Primamà di Laura Pariani (La nave di Teseo, 2025). Scritto dalla vincitrice del Premio Campiello alla carriera, questo romanzo si configura come un inno all'energia femminile e alla parola come atto di resistenza. Al centro della narrazione ci sono storie di donne che, attraverso la memoria collettiva e la forza del racconto, cercano un modo per riscattarsi e dare vita a un nuovo inizio, sfidando le convenzioni e il tempo.
Mille di Lorenzo Pavolini (Marsilio, 2025). Un romanzo storico che ruota attorno alla figura di un uomo che, sulla scia del mito di Garibaldi, dedica la propria vita a un'idea di libertà e giustizia senza mai cedere a compromessi.

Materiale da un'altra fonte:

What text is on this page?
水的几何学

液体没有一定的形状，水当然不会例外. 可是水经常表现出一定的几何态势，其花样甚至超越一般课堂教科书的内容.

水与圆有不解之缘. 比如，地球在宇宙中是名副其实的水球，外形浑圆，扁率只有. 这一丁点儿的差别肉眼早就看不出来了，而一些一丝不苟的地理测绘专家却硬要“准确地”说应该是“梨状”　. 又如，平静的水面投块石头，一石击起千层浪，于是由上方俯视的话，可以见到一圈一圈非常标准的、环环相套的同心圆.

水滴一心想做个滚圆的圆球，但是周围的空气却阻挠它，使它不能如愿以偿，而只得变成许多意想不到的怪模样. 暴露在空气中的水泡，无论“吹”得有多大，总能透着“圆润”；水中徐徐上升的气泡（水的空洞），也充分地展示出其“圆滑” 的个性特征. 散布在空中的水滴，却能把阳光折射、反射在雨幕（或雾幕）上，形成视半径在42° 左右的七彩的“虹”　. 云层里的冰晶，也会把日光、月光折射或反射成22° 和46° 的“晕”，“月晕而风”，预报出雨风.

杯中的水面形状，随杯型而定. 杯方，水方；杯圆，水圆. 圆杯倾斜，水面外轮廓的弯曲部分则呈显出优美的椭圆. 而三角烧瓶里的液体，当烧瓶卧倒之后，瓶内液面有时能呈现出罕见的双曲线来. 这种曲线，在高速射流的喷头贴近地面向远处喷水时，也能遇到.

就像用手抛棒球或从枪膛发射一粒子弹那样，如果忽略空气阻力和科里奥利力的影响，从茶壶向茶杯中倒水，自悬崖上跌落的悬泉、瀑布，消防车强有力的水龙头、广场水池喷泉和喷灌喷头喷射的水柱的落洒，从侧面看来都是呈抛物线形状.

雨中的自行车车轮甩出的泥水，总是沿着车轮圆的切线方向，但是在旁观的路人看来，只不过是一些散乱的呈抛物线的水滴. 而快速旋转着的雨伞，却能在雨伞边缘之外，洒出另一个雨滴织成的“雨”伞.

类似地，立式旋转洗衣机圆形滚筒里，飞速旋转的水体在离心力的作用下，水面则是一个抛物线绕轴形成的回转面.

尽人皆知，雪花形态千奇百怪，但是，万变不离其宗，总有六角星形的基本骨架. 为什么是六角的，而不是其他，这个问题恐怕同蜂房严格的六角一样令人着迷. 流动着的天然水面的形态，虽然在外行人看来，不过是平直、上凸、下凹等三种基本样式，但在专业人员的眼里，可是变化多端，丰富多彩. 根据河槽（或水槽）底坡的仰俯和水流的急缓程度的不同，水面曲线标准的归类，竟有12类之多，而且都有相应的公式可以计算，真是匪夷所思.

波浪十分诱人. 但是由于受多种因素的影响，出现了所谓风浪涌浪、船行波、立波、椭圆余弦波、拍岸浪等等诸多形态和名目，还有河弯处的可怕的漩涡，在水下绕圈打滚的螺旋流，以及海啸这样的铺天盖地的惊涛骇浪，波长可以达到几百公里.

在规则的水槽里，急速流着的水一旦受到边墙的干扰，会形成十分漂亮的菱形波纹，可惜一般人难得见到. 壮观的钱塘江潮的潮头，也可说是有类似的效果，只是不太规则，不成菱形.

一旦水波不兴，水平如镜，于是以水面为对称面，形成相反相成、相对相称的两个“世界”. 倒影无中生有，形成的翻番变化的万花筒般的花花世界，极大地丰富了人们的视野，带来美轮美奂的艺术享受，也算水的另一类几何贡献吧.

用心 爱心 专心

Attraverso una minuziosa ricostruzione d'epoca e un forte impianto morale, la narrazione si interfaccia con i valori dell'epopea garibaldina e l'eredità etica che unisce le diverse generazioni di una famiglia.

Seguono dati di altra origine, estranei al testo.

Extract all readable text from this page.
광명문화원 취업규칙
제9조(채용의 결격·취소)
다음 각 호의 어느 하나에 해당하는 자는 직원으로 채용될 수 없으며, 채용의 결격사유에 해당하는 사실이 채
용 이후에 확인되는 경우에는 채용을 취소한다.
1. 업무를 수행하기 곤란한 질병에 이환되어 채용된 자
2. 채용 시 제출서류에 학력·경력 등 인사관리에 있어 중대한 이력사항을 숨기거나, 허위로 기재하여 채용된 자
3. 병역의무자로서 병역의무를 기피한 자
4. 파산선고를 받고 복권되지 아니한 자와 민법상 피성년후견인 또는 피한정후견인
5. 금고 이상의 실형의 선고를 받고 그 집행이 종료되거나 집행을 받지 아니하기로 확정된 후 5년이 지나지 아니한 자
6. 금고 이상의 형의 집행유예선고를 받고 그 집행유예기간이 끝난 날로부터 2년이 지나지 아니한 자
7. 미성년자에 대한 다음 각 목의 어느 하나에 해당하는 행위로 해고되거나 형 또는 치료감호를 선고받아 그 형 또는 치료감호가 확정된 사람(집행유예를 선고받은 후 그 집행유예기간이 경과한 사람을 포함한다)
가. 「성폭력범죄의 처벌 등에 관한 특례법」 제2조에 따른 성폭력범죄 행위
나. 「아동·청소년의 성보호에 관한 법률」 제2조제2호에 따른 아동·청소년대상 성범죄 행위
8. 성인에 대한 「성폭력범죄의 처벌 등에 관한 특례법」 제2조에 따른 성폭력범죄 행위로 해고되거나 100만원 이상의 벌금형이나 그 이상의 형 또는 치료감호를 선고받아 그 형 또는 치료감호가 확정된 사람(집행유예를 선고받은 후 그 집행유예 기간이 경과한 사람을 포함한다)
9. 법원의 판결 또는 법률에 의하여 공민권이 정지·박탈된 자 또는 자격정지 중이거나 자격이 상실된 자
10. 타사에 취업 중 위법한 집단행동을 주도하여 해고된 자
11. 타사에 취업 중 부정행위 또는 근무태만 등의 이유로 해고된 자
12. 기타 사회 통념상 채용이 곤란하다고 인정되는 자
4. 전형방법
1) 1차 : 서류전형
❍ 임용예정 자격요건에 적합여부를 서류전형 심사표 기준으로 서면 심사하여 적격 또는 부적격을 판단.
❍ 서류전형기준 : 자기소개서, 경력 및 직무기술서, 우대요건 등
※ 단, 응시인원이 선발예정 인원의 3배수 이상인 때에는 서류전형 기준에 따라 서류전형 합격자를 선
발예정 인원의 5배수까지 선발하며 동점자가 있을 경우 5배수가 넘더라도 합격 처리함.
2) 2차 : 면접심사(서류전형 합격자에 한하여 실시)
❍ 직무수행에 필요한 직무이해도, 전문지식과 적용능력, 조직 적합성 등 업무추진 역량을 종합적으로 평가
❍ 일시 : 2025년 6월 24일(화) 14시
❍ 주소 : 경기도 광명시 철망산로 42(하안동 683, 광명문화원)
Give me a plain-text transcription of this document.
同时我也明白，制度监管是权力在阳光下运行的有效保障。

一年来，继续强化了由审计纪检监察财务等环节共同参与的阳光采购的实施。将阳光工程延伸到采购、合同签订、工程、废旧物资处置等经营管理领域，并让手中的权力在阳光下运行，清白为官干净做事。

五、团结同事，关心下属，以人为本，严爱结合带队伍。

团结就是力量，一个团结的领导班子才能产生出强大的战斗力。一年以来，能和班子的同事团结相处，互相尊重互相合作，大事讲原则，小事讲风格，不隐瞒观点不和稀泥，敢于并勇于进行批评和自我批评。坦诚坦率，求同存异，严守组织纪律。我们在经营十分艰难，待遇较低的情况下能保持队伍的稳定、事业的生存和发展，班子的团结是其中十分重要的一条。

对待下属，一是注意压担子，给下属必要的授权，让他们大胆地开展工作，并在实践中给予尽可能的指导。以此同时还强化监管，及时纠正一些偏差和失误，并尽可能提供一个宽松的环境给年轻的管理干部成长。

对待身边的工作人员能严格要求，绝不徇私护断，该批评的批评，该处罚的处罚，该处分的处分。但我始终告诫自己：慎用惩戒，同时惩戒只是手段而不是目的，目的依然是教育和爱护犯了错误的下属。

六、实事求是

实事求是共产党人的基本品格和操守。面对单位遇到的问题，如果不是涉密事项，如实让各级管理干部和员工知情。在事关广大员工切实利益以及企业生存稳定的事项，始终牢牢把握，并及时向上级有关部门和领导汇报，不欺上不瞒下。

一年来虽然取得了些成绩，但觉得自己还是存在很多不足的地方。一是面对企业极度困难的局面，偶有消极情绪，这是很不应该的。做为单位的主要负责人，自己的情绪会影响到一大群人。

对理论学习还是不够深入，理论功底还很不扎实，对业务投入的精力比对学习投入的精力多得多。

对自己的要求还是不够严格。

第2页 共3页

Lunario dei giorni insonni di Elvira Seminara (Einaudi, 2026). Un romanzo ipnotico e dall'andamento notturno. La storia si snoda attraverso lo sguardo di una protagonista spigolosa e stralunata che soffre di insonnia. Durante le ore del buio, il tempo si dilata e la vita si infiltra nei dettagli più inaspettati, spingendo a riscoprire una bellezza nascosta e microscopica del mondo che sfugge alla frenesia diurna.
La peggior specie di Maurizio Torchio (Sellerio, 2026). Un cupo e tesissimo viaggio noir che esplora i confini tra l'uomo e l'animale. Muovendosi tra la civiltà del cibo e del vino, i paesaggi industriali e l'attivismo animalista radicale, il romanzo mette in scena una vera e propria discesa agli inferi fatta di corpi, sangue e contraddizioni sociali, per dimostrare che la bestia più feroce da cui difendersi è sempre quella umana.
Oriente. Una storia di Alessandro Vanoli (Laterza, 2025). Un viaggio storico e culturale che scardina l'idea di un confine netto tra Occidente e Oriente. Lo storico dimostra come l'Oriente non sia un luogo geografico fisso, ma una costruzione mentale ed emotiva in perenne mutamento. Dalla spiritualità indiana antica fino al fenomeno contemporaneo del sushi e delle serie TV coreane, il saggio esplora quanti pezzi di Oriente facciano da sempre parte della nostra identità.
L'ultimo operaio di Niccolò Zancan (Einaudi, 2026). Un reportage narrativo e poetico incentrato sulla fine della civiltà industriale novecentesca. Il libro segue gli ultimi giorni di lavoro di un operaio di Mirafiori (Torino) prossimo alla pensione: l'ultimo ad aver visto l'Avvocato Agnelli e ad aver vissuto la fabbrica quando era il motore d'Europa. Oggi, tra casse integrazioni e capannoni vuoti, resta solo il silenzio di un mondo che svanisce.